Our study demonstrates many physical and psycho-social symptoms in end-of-life cancer patients cared for in primary care. Weakness was the most prevalent unbearable symptom. End-of-life cancer patients, in the home setting more than in hospital, may be confronted with loss of social role and autonomous functioning due to weakness. Pain, a potent cause of suffering, was unbearable in a relevant proportion of patients. The qualitative evaluation of the study indicates that core qualities of suffering were significantly more prevalent in patients who experienced overall suffering to be unbearable.

The results of our study underscore the need of adequate symptom control combined with psycho-oncologic interventions. Adequate control of adverse physical symptoms makes it easier to address patients' concerns about their families, about their own psychological integrity, and about meaning in their lives. Existential aspects of suffering are addressed by psycho-oncologic interventions directed at meaning and dignity. Other types of interventions address acceptance and reactive emotional states. Strength provided by the patient-physician relationship is another quality which may provide recovery from suffering. The present study also shows that high intensity of symptoms does not necessarily indicate suffering, while low intensity of symptoms indeed may be unbearable.

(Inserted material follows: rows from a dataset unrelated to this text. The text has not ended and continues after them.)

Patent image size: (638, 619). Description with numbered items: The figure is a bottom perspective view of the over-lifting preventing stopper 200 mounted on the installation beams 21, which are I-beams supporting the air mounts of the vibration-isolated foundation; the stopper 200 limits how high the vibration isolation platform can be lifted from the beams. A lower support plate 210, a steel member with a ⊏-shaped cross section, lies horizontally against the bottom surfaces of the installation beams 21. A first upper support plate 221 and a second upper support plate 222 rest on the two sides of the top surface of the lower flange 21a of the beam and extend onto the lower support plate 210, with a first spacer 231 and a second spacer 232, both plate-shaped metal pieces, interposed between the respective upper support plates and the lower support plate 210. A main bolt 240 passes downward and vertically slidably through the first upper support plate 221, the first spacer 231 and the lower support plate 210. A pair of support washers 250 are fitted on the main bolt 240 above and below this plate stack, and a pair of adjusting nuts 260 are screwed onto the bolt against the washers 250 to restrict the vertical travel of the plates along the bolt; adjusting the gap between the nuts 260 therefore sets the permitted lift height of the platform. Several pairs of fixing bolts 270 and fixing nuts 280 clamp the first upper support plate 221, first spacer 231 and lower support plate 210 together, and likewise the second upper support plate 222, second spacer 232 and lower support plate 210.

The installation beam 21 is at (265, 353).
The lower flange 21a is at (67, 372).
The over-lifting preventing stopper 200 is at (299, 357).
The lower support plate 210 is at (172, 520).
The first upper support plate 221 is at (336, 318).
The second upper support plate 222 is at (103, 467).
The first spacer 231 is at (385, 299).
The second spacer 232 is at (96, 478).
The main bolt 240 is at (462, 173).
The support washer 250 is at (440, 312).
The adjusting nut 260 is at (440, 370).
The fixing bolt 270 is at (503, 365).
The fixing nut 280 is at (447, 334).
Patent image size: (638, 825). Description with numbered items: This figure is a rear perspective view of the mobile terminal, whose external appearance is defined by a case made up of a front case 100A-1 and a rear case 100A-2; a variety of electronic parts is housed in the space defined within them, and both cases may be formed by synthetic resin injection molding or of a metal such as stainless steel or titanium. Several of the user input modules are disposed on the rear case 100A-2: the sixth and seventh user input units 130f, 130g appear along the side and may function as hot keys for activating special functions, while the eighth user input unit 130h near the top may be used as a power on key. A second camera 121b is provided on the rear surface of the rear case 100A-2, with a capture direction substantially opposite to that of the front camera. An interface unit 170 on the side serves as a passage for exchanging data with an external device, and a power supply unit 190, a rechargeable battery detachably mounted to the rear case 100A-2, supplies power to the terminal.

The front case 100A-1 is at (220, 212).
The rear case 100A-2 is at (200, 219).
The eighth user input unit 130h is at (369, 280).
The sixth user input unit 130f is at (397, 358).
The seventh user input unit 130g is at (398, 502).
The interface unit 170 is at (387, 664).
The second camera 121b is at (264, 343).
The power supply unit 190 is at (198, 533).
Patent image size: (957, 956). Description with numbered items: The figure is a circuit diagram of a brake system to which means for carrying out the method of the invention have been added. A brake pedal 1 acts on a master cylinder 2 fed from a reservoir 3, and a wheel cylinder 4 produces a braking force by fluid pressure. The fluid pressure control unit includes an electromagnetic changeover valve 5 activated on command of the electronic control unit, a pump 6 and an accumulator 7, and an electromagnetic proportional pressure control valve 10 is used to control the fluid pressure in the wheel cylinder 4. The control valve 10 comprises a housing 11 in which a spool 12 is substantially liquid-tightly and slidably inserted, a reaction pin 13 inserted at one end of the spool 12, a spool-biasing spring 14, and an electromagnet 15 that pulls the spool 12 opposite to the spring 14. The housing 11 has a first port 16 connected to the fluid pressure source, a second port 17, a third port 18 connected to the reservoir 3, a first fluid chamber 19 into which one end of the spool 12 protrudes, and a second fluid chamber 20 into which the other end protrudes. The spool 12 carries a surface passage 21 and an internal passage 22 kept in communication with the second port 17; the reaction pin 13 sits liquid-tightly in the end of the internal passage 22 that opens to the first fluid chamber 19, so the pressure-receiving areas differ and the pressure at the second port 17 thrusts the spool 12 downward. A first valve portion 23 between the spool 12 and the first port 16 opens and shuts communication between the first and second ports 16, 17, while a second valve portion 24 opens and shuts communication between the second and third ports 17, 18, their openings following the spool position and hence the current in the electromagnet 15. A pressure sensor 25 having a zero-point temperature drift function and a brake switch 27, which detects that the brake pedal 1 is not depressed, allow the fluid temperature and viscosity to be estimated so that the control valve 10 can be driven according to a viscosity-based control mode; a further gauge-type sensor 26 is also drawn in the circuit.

We conclude that end-of-life cancer patients in primary care must cope with physical symptoms, loss of meaning, the emotional impact of suffering and the poor prognosis. Primary care physicians, as part of education in palliative care, therefore should be trained in understanding and diagnosing the multiple dimensions of suffering. The use of a framework of domains of suffering provides structure in assessment of suffering. It is not enough to assess the suffering: when meeting patients and taking their history, clinicians should keep a mental log of the issues that can be improved.

Further studies, as to improve understanding and develop interventions, should address unbearable suffering in various settings of care and investigate which are decisive steps from unbearable suffering to EPAS.